What best symbolises the rebirth of the corner site just off Haslingden town centre is the window retained from its previous incarnation as the Roebuck boozer versus the butterfly logo that partly justifies the ‘Metamorphica’ monicker of Steven’s restaurant.
Ovid’s Metamorphoses sprang to mind. Not so. I’m happy to accept it might have its foundation in Metamorphica, the classic magic trick associated with Houdini and brought brought up to date by musician Criss Angel. Maybe Steven is metaphorically breaking free from a box that constrained him. Maybe referencing the metamorphic rocks caused by compression? Or mirroring the shape changing stages out of which a butterfly emerges.
A thing of beauty. So is the menu also?
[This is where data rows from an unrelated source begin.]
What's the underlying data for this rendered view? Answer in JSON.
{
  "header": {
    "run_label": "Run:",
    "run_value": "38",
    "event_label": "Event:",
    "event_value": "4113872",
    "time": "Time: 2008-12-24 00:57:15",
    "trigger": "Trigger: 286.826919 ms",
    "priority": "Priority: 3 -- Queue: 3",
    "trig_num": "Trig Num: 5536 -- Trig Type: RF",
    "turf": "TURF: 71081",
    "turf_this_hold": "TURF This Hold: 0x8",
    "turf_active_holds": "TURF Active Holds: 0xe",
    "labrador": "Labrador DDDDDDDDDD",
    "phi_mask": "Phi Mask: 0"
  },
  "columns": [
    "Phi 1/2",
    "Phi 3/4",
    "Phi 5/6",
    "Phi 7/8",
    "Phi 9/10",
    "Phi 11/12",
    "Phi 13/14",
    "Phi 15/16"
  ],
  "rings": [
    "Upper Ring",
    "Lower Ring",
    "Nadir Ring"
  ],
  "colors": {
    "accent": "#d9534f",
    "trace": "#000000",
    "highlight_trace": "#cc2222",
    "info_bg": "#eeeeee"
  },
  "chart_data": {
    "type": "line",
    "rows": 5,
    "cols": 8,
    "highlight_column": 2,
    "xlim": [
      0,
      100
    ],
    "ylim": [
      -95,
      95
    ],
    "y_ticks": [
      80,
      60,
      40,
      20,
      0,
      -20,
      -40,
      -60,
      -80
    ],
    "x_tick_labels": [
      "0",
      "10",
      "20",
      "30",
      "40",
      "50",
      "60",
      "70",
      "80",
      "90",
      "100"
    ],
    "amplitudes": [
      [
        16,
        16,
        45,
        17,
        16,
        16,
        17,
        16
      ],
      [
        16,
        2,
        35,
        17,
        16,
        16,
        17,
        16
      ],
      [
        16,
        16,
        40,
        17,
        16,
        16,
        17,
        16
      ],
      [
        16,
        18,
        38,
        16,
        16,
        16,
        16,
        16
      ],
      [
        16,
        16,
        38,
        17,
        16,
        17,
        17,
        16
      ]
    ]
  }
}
On paper, certainly, and after relishing a couple of handsome snacks I can’t wait to sample the real deal when all is settled in…
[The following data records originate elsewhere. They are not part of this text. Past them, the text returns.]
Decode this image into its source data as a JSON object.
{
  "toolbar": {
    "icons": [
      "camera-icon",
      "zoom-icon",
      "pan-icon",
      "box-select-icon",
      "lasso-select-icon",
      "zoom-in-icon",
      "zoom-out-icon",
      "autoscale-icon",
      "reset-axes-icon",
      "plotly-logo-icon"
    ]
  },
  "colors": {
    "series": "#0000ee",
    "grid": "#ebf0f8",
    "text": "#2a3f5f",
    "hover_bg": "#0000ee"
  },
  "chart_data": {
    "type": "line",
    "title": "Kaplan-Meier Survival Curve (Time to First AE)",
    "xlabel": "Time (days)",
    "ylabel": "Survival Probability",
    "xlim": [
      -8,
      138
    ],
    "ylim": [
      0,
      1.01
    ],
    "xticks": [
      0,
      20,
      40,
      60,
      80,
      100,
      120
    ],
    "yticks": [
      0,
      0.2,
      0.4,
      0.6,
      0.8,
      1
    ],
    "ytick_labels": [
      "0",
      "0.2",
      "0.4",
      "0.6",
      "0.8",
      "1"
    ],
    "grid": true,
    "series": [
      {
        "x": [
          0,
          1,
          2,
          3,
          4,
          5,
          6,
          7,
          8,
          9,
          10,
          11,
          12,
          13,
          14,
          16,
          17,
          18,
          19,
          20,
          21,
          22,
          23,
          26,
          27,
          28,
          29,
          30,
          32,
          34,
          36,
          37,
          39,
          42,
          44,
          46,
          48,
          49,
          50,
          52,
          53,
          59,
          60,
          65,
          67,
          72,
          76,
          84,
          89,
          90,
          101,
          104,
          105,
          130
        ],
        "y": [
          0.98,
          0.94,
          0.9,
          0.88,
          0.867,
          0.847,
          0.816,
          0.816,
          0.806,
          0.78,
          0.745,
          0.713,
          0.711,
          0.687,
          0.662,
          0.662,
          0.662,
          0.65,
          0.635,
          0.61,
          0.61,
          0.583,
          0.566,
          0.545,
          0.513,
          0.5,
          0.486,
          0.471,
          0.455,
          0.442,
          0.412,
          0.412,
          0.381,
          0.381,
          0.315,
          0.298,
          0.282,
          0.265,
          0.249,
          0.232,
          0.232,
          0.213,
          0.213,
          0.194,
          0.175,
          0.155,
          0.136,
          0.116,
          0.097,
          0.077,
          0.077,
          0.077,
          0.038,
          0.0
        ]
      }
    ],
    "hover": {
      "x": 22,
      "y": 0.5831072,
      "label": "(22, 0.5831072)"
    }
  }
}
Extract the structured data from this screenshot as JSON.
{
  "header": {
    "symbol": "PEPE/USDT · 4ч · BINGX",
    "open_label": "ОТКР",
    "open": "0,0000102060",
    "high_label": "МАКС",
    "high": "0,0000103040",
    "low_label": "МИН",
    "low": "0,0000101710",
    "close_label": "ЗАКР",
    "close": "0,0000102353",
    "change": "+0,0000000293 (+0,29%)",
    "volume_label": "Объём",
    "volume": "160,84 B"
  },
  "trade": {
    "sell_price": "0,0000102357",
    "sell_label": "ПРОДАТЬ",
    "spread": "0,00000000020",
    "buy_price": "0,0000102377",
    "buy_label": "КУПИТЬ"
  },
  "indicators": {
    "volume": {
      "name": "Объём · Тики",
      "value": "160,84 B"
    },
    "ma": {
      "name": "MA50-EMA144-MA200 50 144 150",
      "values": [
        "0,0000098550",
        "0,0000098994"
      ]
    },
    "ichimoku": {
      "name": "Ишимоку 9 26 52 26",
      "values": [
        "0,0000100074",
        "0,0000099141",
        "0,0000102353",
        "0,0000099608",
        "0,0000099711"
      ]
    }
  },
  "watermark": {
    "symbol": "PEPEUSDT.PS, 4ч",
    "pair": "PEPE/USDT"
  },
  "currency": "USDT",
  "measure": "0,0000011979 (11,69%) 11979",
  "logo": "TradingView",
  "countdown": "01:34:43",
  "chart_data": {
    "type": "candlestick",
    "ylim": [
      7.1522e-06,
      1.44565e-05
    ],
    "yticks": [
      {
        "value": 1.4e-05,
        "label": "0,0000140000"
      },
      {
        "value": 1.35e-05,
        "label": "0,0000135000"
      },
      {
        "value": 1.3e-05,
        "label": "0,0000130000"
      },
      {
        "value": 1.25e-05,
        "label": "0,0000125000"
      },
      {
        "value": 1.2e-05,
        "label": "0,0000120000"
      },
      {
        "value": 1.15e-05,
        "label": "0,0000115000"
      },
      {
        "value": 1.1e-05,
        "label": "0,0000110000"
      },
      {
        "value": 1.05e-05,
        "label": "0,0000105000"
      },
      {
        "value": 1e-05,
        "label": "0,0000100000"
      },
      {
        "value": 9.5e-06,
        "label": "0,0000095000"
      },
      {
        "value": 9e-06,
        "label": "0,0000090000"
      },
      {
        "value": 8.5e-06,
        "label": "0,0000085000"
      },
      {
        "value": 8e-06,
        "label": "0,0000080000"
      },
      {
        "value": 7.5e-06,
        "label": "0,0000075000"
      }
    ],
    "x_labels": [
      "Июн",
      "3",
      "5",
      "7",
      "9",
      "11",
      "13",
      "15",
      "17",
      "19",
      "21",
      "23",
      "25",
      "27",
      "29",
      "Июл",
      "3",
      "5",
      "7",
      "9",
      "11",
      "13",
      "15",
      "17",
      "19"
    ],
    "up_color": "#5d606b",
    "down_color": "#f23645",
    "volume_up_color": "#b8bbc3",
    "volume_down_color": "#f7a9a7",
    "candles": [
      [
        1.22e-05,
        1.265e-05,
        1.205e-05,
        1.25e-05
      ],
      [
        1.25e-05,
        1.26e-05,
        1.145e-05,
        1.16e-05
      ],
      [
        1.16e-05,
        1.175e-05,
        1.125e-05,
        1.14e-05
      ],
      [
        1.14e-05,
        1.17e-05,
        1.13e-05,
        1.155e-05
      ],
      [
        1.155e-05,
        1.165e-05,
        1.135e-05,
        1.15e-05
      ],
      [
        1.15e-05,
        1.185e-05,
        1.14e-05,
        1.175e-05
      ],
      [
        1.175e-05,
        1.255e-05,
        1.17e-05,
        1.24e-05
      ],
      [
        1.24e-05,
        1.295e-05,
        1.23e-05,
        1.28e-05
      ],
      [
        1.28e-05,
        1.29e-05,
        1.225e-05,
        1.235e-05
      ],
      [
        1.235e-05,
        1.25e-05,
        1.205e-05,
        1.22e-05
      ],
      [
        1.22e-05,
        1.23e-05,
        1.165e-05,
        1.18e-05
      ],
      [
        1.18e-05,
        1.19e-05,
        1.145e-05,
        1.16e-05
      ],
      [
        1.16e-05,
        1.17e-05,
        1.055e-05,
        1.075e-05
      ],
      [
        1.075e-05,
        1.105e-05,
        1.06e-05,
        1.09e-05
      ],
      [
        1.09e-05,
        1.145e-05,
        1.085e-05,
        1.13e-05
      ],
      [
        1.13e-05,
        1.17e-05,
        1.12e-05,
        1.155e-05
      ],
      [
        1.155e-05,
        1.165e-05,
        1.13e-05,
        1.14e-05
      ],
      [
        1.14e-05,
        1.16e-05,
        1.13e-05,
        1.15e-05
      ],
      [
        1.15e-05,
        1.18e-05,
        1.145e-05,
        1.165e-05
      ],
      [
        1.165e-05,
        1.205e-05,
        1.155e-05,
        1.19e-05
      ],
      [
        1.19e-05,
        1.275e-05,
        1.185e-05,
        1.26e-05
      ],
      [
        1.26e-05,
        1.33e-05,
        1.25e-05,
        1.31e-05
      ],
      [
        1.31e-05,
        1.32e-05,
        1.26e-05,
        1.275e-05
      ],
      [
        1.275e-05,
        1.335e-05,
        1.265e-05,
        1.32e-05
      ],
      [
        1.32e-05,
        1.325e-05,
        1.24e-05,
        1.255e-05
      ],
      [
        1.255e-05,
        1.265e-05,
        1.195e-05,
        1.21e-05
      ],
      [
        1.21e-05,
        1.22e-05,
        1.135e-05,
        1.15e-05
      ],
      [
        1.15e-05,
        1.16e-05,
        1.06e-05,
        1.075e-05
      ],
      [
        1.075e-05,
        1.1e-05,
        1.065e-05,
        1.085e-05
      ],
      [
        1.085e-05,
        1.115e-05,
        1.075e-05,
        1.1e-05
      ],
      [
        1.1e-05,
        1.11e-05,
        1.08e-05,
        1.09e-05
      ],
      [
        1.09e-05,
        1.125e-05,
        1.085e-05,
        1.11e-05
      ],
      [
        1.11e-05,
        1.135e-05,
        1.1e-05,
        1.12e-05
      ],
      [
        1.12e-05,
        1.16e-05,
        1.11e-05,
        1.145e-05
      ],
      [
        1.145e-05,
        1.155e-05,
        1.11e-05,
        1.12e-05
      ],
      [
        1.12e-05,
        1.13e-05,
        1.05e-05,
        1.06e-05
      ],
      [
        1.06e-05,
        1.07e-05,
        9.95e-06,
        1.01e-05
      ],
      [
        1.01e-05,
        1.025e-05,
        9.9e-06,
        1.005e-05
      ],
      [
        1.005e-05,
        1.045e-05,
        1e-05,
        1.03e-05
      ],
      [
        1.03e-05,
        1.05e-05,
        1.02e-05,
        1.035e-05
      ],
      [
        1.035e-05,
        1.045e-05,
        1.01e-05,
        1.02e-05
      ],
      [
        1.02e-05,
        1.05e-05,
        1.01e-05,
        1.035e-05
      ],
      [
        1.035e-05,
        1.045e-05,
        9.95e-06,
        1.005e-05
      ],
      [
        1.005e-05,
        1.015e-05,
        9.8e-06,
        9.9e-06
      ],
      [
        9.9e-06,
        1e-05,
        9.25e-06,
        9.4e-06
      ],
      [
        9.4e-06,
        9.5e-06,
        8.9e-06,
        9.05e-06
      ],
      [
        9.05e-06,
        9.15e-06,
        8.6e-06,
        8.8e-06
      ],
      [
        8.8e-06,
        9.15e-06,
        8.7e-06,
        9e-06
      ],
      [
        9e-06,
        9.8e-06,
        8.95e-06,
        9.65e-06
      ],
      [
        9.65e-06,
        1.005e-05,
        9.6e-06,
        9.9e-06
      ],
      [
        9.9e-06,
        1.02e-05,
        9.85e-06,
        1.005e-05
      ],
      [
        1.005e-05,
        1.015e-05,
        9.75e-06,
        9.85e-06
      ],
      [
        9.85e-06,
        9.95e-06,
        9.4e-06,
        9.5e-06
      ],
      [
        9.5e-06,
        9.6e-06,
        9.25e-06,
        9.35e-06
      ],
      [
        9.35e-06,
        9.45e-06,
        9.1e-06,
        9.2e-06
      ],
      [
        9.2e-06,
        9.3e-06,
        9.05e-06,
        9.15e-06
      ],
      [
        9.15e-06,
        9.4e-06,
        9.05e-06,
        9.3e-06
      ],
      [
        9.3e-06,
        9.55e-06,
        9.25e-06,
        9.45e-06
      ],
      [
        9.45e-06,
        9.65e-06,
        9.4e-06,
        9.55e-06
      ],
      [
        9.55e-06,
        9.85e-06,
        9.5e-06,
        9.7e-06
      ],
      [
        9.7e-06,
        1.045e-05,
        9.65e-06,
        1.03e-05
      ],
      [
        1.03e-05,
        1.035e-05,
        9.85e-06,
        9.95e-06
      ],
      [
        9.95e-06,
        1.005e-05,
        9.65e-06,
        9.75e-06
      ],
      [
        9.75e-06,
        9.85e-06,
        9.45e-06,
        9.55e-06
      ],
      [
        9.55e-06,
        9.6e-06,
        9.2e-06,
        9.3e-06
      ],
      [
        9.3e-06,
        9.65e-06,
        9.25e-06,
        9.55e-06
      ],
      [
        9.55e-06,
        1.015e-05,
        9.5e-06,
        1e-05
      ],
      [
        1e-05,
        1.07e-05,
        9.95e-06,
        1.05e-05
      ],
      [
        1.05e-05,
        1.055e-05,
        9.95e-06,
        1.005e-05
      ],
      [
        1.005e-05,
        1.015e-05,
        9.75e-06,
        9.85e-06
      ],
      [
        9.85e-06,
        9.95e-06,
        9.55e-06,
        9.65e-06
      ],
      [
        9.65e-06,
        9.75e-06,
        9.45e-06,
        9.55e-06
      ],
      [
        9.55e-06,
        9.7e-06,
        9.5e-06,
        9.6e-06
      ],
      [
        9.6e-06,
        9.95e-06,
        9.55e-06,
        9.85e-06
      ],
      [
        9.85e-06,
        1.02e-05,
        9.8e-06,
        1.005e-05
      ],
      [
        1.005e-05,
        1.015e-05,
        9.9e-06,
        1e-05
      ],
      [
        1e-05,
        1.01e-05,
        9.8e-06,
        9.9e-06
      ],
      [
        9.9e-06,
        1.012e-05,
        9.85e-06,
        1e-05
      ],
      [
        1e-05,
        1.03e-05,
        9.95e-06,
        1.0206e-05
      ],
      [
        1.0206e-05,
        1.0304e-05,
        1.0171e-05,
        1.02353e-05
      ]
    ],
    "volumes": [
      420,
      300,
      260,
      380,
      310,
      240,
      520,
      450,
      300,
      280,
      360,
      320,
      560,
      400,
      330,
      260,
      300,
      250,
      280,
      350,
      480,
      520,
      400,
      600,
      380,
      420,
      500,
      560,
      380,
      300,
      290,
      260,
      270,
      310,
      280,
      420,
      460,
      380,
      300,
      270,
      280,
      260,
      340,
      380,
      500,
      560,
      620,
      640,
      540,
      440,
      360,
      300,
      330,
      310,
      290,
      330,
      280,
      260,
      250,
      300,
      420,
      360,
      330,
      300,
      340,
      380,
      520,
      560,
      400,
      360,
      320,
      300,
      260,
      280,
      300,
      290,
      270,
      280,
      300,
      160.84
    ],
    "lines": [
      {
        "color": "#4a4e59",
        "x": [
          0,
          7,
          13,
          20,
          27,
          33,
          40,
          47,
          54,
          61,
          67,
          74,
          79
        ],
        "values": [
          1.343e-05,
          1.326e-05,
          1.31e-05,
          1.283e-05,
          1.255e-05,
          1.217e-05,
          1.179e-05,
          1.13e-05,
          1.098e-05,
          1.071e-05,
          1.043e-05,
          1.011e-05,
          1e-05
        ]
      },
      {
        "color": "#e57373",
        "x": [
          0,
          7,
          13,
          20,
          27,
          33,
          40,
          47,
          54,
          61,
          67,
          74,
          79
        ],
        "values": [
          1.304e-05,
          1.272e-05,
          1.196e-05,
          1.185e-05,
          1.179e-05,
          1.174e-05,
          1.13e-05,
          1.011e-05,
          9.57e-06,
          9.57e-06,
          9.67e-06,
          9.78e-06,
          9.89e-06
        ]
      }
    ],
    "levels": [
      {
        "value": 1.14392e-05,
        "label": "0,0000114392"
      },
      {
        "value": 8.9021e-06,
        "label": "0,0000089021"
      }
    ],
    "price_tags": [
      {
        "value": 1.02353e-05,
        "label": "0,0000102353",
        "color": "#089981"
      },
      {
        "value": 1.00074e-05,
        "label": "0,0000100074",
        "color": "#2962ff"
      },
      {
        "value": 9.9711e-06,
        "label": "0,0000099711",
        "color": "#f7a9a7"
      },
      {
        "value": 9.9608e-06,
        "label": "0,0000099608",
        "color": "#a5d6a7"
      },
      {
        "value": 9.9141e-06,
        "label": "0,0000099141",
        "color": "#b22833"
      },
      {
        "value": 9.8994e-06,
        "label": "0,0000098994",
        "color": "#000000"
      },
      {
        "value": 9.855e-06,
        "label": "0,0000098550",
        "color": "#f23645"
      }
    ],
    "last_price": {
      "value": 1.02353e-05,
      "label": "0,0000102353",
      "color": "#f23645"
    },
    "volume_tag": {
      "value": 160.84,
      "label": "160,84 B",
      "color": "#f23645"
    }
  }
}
The first ‘development’ menu featured brioche and cheese; tomatoes, lovage, cream; house loaf and butter; mackerel, cucumber, chervil; pollock, herb tea, parsley, pink peppercorn, sesame, mead; pigeon, plum, rye; goat’s cheese, mirabelle, sorrel; lamb, apple, turnip; anise, apple, honey; almond and meadowsweet millefeuille; blackcurrant pate de fruits.
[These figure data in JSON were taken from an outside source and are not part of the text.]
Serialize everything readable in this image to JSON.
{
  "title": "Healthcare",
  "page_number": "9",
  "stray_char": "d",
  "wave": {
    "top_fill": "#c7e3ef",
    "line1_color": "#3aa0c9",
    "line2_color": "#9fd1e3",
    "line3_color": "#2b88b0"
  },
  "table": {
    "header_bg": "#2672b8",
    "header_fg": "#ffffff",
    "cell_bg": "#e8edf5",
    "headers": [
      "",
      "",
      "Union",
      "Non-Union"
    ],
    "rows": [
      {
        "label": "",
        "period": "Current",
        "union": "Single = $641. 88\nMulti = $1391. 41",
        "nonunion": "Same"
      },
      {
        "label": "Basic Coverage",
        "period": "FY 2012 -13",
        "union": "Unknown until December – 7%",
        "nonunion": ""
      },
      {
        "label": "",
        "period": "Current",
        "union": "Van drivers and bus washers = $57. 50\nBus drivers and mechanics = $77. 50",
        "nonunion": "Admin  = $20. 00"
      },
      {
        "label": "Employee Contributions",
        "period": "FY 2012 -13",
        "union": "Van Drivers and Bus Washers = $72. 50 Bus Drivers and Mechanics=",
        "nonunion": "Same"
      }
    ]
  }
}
Until June 30 he is serving this kind of menu for ‘Just The Chef’ events each night, hosting
only four customers at the open kitchen chef’s table. It will cost of £63 per head (with an optional six-strong ‘drinks journey’), compared with the eventual £78 per person for for 11 courses, maximum covers per night 12. For the foreseeable it’s to be just Steven both in the prep kitchen and front of house with his dad helping with the washing up. The chef’s own first taste of hospitality was as over a sink as a kitchen porter at his Auntie’s gastropub in 2008.
From there it has been a prodigious learning curve – eating in Copenhagen’s finest or the Eleven Madison Avenue, the New York three star of one particular inspiration, Daniel Humm, or working a stage at Philip Howard’s The Square (now closed) in London. Check out the Metamorphica website and you’ll find encomiums to many heroes and mentors, global and local, but also a fierce disillusionment with the way hospitality can stifle talent, too.
In his two years at Mr Cooper’s House and Garden (2AA Rosette and Michelin Bib Gourmand), inside Manchester’s Midland Hotel Steven rose to sous chef, becoming interim head chef for his final six months. You sense in the end he was keen for a personal challenge elsewhere. A short consultancy management role at Stockport’s influential Where The Light Gets In helped whet his appetite to do his own independent thing.
Hence Restaurant Metamorphica. Still a work in progress this steely mission statement about following your dream. Haslingden as an acclaimed gourmet destination? I definitely wouldn’t bet against it.
Restaurant Metamorphica, 1 Charles Lane, Haslingden, Rossendale, BB4 5EA. 01706 614617.